Der angefochtene Bescheid wird wegen Rechtswidrigkeit seines Inhaltes aufgehoben.

Die Bundeshauptstadt Wien hat der beschwerdeführenden Partei Aufwendungen in der Höhe von EUR 1.106,40 binnen zwei Wochen bei sonstiger Exekution zu ersetzen.

Begründung

Mit Bescheid vom wies der Magistrat der Stadt Wien, Magistratsabteilung 50, den Antrag des Beschwerdeführers vom auf Gewährung einer Wohnbeihilfe gemäß §§ 60 bis 61 Wiener Wohnbauförderungs- und Wohnhaussanierungsgesetz 1989 und der dazu ergangenen Verordnung der Wiener Landesregierung LGBl. Nr. 32/1989 ab. Begründend wurde ausgeführt, dass sich das monatliche Haushaltseinkommen derzeit auf EUR 2.086,90 belaufe und damit die Summe der

13. Einkommensstufe, die gemäß § 2 Abs. 1 der zitierten Verordnung für zwei Personen EUR 1.704,15 betrage, übersteige.

In der gegen diesen Bescheid erhobenen Berufung machte der Beschwerdeführer im Wesentlichen geltend, das Haushaltseinkommen sei nicht korrekt ermittelt worden und betrage richtigerweise EUR 1.166,40. Bei der Berechnung seien weder Freibeträge noch - in der Berufung näher ausgeführte - außergewöhnliche Belastungen berücksichtigt worden.
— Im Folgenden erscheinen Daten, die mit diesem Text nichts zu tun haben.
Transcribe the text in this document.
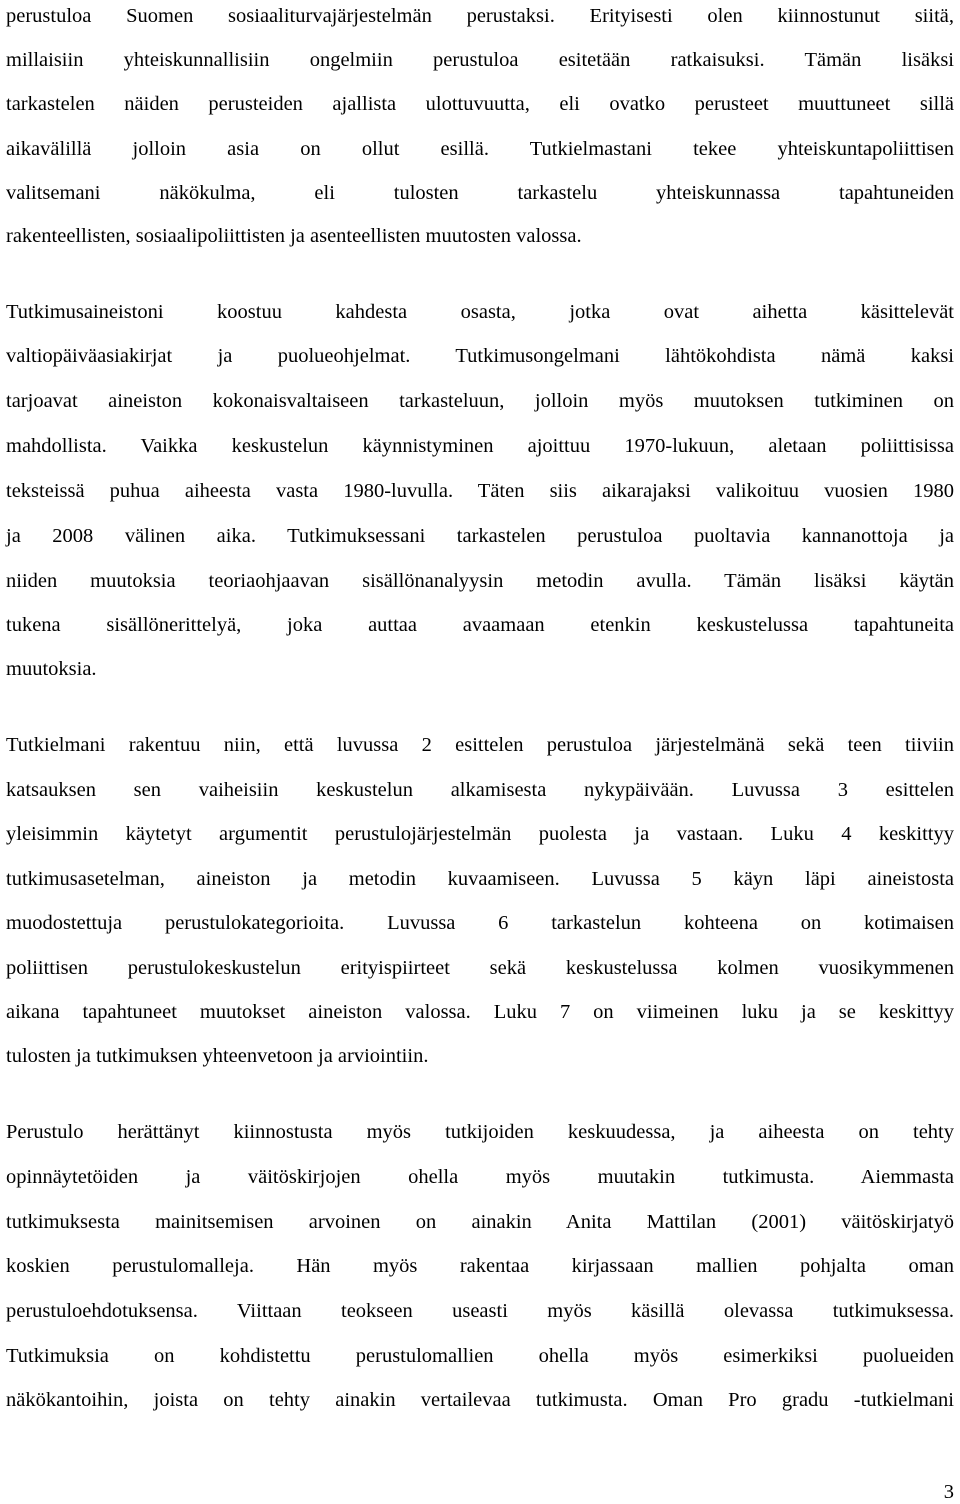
perustuloa Suomen sosiaaliturvajärjestelmän perustaksi. Erityisesti olen kiinnostunut siitä,
millaisiin yhteiskunnallisiin ongelmiin perustuloa esitetään ratkaisuksi. Tämän lisäksi
tarkastelen näiden perusteiden ajallista ulottuvuutta, eli ovatko perusteet muuttuneet sillä
aikavälillä jolloin asia on ollut esillä. Tutkielmastani tekee yhteiskuntapoliittisen
valitsemani näkökulma, eli tulosten tarkastelu yhteiskunnassa tapahtuneiden
rakenteellisten, sosiaalipoliittisten ja asenteellisten muutosten valossa.
Tutkimusaineistoni koostuu kahdesta osasta, jotka ovat aihetta käsittelevät
valtiopäiväasiakirjat ja puolueohjelmat. Tutkimusongelmani lähtökohdista nämä kaksi
tarjoavat aineiston kokonaisvaltaiseen tarkasteluun, jolloin myös muutoksen tutkiminen on
mahdollista. Vaikka keskustelun käynnistyminen ajoittuu 1970-lukuun, aletaan poliittisissa
teksteissä puhua aiheesta vasta 1980-luvulla. Täten siis aikarajaksi valikoituu vuosien 1980
ja 2008 välinen aika. Tutkimuksessani tarkastelen perustuloa puoltavia kannanottoja ja
niiden muutoksia teoriaohjaavan sisällönanalyysin metodin avulla. Tämän lisäksi käytän
tukena sisällönerittelyä, joka auttaa avaamaan etenkin keskustelussa tapahtuneita
muutoksia.
Tutkielmani rakentuu niin, että luvussa 2 esittelen perustuloa järjestelmänä sekä teen tiiviin
katsauksen sen vaiheisiin keskustelun alkamisesta nykypäivään. Luvussa 3 esittelen
yleisimmin käytetyt argumentit perustulojärjestelmän puolesta ja vastaan. Luku 4 keskittyy
tutkimusasetelman, aineiston ja metodin kuvaamiseen. Luvussa 5 käyn läpi aineistosta
muodostettuja perustulokategorioita. Luvussa 6 tarkastelun kohteena on kotimaisen
poliittisen perustulokeskustelun erityispiirteet sekä keskustelussa kolmen vuosikymmenen
aikana tapahtuneet muutokset aineiston valossa. Luku 7 on viimeinen luku ja se keskittyy
tulosten ja tutkimuksen yhteenvetoon ja arviointiin.
Perustulo herättänyt kiinnostusta myös tutkijoiden keskuudessa, ja aiheesta on tehty
opinnäytetöiden ja väitöskirjojen ohella myös muutakin tutkimusta. Aiemmasta
tutkimuksesta mainitsemisen arvoinen on ainakin Anita Mattilan (2001) väitöskirjatyö
koskien perustulomalleja. Hän myös rakentaa kirjassaan mallien pohjalta oman
perustuloehdotuksensa. Viittaan teokseen useasti myös käsillä olevassa tutkimuksessa.
Tutkimuksia on kohdistettu perustulomallien ohella myös esimerkiksi puolueiden
näkökantoihin, joista on tehty ainakin vertailevaa tutkimusta. Oman Pro gradu -tutkielmani
3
Mindestsicherung und Mietbeihilfen seien bei der Ermittlung des Haushaltseinkommens nicht zu berücksichtigen. Außerdem beantragte der Beschwerdeführer "vor dem UVS Wien eine mündlichen Verhandlung und die Befassung des ganzen Senates".

Mit dem nunmehr angefochtenen Bescheid gab die belangte Behörde der Berufung keine Folge und führte dazu im Wesentlichen aus, eine mündliche Berufungsverhandlung in der vom Beschwerdeführer begehrten Form sei gesetzlich nicht vorgesehen, und auf das Vorbringen zum Haushaltseinkommen sei nicht näher einzugehen gewesen. Dies deshalb, weil für die antragsgegenständliche Wohnung zunächst der Mutter des Beschwerdeführers Wohnbeihilfe gewährt, dann aber wegen eines zu hohen Haushaltseinkommens wieder eingestellt worden sei. Der dagegen erhobenen Berufung sei keine Folge gegeben worden und es sei festgestellt worden, dass die Mutter des Beschwerdeführers Eigentümerin eines Hauses in der Nähe von Wien wäre, was von vornherein die Gewährung von Wohnbeihilfe ausschlösse. Dieser Ansicht schließe sich die belangte Behörde im gegenständlichen Fall an, da die Gewährung von Wohnbeihilfe unter den Kompetenztatbestand "Armenwesen" falle und, ohne dass es näherer Ausführungen bedürfe, ersichtlich sei, dass einer Haushaltsgemeinschaft, der das Eigentum an einem um EUR 670,-- monatlich vermieteten, bebauten Grundstück im näheren Einzugsbereich der Bundeshauptstadt Wien zuzuordnen sei, nicht zusätzlich Wohnbeihilfe für die tatsächlich bewohnte Wohnung zu gewähren sei. Aus welchen Gründen das Haus nicht von der Eigentümerin bewohnt werde, sei unbeachtlich.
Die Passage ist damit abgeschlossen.